Insomma, i fratelli Zen hanno realmente navigato l’Atlantico settentrionale. I critici ottocenteschi non potevano sapere dell’esistenza di monasteri medievali in Islanda, confermati solo con ricerche archeologiche del ventesimo secolo. Probabilmente non si immaginavano che in Islanda tuttora il pane lievita in alcuni forni grazie al calore geotermico. Non sapevano nemmeno che fino al tempo dei fratelli Zen esistevano ancora insediamenti dei discendenti dei vichinghi, non solo in Groenlandia, ma anche in Terranova (perlomeno l’ultimo viaggio documentato dal Nord America all’Islanda risale al 1347). Per i critici dell’Ottocento, una mappa con isole inesistenti e descrizioni di luoghi inverosimili sono bastati per screditare i viaggi di mercanti medievali come opera di fantasia letteraria rinascimentale.

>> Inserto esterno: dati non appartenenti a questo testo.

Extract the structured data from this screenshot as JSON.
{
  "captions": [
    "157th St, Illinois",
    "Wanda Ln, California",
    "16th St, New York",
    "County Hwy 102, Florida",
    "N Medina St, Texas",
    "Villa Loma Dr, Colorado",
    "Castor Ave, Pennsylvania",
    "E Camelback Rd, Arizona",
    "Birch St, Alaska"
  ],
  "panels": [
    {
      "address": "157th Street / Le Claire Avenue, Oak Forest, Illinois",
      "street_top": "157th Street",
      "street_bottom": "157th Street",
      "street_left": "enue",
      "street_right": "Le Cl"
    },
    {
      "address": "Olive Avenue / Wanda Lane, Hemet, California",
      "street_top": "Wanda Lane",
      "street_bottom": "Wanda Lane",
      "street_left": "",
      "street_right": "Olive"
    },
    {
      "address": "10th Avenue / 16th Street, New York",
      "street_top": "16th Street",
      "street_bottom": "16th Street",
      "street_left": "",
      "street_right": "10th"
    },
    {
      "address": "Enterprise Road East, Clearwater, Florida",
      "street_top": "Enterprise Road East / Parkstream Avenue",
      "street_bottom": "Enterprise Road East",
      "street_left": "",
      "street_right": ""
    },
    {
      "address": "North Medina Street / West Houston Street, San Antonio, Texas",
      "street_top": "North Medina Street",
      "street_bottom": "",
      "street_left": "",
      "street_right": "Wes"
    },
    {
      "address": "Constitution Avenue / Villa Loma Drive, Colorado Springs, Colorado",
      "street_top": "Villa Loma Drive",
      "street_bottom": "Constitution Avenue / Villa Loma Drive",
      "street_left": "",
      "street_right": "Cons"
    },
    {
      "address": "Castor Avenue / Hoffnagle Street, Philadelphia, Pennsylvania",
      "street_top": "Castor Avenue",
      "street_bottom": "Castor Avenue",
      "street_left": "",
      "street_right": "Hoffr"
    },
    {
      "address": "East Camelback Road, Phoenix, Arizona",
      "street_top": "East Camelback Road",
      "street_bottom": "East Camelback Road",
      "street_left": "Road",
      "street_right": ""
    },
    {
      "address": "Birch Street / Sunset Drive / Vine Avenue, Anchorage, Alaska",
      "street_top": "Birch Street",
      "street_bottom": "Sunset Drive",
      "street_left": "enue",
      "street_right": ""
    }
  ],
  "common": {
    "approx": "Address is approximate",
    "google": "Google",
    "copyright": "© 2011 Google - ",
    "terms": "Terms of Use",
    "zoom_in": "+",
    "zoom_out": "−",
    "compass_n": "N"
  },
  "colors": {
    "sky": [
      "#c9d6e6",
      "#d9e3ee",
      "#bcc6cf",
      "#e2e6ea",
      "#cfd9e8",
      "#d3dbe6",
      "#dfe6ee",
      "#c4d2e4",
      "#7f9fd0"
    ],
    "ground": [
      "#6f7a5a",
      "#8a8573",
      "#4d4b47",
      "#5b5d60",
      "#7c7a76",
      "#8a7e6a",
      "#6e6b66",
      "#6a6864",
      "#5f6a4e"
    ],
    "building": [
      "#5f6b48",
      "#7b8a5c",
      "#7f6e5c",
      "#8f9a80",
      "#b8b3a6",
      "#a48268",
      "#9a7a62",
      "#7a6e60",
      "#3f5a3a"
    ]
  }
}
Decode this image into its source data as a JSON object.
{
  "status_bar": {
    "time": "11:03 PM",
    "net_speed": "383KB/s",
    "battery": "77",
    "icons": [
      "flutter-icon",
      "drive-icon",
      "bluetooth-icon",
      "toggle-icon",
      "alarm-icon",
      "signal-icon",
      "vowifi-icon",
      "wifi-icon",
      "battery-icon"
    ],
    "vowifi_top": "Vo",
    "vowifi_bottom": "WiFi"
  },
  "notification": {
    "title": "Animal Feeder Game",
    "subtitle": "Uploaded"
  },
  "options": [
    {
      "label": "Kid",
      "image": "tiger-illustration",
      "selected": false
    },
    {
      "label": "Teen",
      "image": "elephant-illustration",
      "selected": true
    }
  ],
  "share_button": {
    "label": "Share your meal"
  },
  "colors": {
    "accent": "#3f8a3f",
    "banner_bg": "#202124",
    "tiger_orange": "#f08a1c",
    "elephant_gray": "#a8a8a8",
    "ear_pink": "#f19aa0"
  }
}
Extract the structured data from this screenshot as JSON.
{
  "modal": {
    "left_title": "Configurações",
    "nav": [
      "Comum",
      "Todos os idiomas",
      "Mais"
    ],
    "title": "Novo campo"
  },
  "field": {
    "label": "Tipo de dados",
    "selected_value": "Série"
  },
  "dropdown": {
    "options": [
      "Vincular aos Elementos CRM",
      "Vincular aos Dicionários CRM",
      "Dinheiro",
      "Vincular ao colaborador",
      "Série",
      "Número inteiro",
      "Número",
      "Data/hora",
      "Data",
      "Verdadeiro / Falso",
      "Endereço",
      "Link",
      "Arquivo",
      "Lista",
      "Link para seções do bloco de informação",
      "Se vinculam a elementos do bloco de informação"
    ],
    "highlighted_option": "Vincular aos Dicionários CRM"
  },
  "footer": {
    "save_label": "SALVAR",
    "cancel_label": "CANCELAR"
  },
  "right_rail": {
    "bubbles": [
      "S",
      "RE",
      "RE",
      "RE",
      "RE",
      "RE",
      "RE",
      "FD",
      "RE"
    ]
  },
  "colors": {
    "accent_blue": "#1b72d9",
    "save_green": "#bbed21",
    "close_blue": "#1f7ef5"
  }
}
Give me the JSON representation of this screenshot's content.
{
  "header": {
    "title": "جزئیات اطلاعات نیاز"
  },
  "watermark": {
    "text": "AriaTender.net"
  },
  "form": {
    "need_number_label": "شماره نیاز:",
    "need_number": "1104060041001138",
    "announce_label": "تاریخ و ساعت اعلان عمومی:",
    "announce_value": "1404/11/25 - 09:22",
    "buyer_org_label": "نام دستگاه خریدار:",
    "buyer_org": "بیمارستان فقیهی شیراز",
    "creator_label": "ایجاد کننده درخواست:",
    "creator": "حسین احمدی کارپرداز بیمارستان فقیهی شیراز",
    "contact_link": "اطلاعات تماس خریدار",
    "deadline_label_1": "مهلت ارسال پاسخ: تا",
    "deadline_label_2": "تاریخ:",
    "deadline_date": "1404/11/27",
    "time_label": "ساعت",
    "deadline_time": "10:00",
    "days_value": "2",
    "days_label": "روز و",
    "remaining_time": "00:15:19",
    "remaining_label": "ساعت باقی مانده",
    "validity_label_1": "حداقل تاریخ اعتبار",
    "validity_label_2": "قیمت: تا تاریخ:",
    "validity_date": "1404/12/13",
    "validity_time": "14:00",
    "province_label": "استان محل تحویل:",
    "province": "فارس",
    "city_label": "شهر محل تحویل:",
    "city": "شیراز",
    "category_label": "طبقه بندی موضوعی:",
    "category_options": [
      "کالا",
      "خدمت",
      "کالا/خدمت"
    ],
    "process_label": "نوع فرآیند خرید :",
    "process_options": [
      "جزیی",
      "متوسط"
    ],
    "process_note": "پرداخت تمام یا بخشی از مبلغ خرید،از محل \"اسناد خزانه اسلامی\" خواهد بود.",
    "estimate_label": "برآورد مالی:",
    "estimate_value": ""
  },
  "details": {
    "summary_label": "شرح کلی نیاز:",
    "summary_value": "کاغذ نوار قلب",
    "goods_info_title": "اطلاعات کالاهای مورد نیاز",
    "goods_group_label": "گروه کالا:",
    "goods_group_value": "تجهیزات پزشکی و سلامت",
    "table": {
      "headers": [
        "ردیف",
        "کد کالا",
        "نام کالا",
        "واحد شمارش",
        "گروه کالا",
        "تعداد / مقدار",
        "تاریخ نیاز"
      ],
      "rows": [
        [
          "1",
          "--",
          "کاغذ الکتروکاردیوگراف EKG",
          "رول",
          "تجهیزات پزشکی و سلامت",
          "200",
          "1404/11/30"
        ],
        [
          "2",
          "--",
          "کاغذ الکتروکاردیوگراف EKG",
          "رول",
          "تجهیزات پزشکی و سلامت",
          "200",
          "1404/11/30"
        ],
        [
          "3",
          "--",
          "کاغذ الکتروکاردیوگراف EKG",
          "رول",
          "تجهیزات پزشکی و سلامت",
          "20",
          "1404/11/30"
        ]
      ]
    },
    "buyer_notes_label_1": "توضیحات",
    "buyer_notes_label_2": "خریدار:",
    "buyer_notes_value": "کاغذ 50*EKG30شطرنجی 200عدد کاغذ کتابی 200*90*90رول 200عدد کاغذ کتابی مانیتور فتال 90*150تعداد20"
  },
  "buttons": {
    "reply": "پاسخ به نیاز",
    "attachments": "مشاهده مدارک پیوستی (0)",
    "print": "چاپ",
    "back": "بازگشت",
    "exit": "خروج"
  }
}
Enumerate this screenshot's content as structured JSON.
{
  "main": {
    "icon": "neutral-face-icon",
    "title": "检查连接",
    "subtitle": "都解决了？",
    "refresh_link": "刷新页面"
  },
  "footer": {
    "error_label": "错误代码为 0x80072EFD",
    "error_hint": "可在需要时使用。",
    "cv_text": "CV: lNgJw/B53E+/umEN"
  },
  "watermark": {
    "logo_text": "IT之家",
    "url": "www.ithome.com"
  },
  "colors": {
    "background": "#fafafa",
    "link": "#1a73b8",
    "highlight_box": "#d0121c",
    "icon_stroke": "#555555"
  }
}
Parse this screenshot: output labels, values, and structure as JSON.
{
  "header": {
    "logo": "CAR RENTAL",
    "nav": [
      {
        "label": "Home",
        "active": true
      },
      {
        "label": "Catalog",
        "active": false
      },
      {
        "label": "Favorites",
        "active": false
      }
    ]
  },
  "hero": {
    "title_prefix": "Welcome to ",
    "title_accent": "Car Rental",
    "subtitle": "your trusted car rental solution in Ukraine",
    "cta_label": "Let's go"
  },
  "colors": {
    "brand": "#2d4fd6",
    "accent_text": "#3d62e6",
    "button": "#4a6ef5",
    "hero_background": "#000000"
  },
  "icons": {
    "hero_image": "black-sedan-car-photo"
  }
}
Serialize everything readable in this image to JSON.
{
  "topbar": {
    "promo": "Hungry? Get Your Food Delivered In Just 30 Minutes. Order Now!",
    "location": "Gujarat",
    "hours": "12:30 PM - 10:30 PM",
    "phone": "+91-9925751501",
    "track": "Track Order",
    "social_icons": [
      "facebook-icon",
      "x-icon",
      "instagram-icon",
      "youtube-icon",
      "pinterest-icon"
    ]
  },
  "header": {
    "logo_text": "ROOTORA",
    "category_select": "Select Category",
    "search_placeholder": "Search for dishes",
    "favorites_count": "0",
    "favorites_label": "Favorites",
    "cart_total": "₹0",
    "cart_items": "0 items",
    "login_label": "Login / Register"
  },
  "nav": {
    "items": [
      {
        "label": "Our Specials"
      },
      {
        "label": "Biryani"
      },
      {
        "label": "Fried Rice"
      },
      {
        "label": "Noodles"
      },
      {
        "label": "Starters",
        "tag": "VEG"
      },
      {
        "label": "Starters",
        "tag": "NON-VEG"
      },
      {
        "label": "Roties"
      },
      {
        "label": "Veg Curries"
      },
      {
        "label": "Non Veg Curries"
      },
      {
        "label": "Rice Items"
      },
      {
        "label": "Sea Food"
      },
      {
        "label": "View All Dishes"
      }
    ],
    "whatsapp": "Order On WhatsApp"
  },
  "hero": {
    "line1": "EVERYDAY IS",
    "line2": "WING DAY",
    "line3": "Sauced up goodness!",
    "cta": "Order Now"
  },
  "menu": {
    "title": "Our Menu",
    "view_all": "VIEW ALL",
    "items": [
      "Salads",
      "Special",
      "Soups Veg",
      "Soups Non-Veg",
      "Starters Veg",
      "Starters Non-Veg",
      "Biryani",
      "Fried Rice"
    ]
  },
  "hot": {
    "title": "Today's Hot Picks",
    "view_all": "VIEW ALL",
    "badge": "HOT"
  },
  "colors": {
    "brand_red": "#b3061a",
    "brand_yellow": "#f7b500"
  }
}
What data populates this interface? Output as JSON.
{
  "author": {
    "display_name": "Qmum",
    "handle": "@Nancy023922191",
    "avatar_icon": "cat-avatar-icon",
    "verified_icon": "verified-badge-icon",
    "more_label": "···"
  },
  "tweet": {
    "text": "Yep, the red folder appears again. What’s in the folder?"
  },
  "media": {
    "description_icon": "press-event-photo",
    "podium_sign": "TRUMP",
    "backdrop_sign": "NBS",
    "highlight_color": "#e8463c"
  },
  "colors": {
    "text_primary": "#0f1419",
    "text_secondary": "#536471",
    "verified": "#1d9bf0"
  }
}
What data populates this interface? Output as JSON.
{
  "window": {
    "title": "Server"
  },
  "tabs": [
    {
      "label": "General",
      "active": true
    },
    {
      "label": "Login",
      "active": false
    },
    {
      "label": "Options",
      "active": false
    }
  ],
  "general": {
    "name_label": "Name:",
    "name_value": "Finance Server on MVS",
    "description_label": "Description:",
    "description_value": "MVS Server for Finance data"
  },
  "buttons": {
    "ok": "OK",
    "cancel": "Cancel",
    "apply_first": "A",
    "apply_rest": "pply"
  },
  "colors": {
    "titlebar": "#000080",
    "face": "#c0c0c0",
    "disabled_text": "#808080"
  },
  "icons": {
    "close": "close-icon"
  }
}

E l’America? La parte riguardo il nuovo mondo viene riportata da Antonio, quando Nicolò il vecchio era già tornato a Venezia. Il grosso della narrazione non viene da un’esperienza diretta di Antonio, ma dal resoconto di un pescatore ritornato a Frislanda dopo ventisei anni al di là dell’Atlantico. Parla dell’isola di Estotilanda, grande pressapoco come l’Islanda, mille miglia a ovest di Frislanda, popolata da gente di costumi simili, ma di lingua incomprensibile (a parte un precedente naufrago di lingua latina). Commerciano con la Groenlandia, hanno tanto oro, e poi parla di terre di cannibali a Sud.

In base al racconto del pescatore Antonio Zen e altri salpano verso Ovest, e dopo otto giorni di tormenta arrivano in un’isola con nativi ostili che non li permettono di scendere a terra. Non parlano la stessa lingua, a parte un islandese tra loro che funge da interprete e li informa che l’isola si chiama Icaria (e qui parte un mix di mitologia greca). Antonio e i suoi vengono respinti e da lì si dirigono verso Nord arrivando in Groenlandia dove incontrano gli eschimesi Inuit e poi tornano a casa. In sintesi, la parte delle avventure dei fratelli Zen più importante (l’arrivo nel nuovo mondo) è quella più inverosimile, probabilmente abbellita da Nicolò il giovane, e per questo rende il tutto meno credibile.

In conclusione, Antonio Zen ci è arrivato in America prima di Colombo? Se la storia di Icaria è vera, e navigare nei pressi dell’isola conta anche senza poter metterci piede, allora forse si. Ma la parte più importante credo sia la testimonianza dei fratelli Zen dell’esistenza di un collegamento di insediamenti tracciato un paio di secoli prima dai vichinghi che arrivava al di là dell’Atlantico. Questo ponte nordico non è stato appurato fino al secolo scorso con i ritrovamenti vichinghi in Terranova, e nell’Europa rinascimentale di Nicolò Zen il giovane, oltre la già remota Groenlandia era tutto da riscoprire.

Il libro è un saggio per chi vuole approfondire questa storia di un veneziano che pare arrivi in America a fine ‘300, ma lo stile di Andrea di Robilant è qualcosa di più. La trama è romanzata, un intreccio tra la Venezia medievale dei fratelli Zen, la Venezia rinascimentale di Nicolo' Zen, e le indagini dell’autore nel Nord Atlantico sulle tracce dei fratelli Zen otto secoli dopo.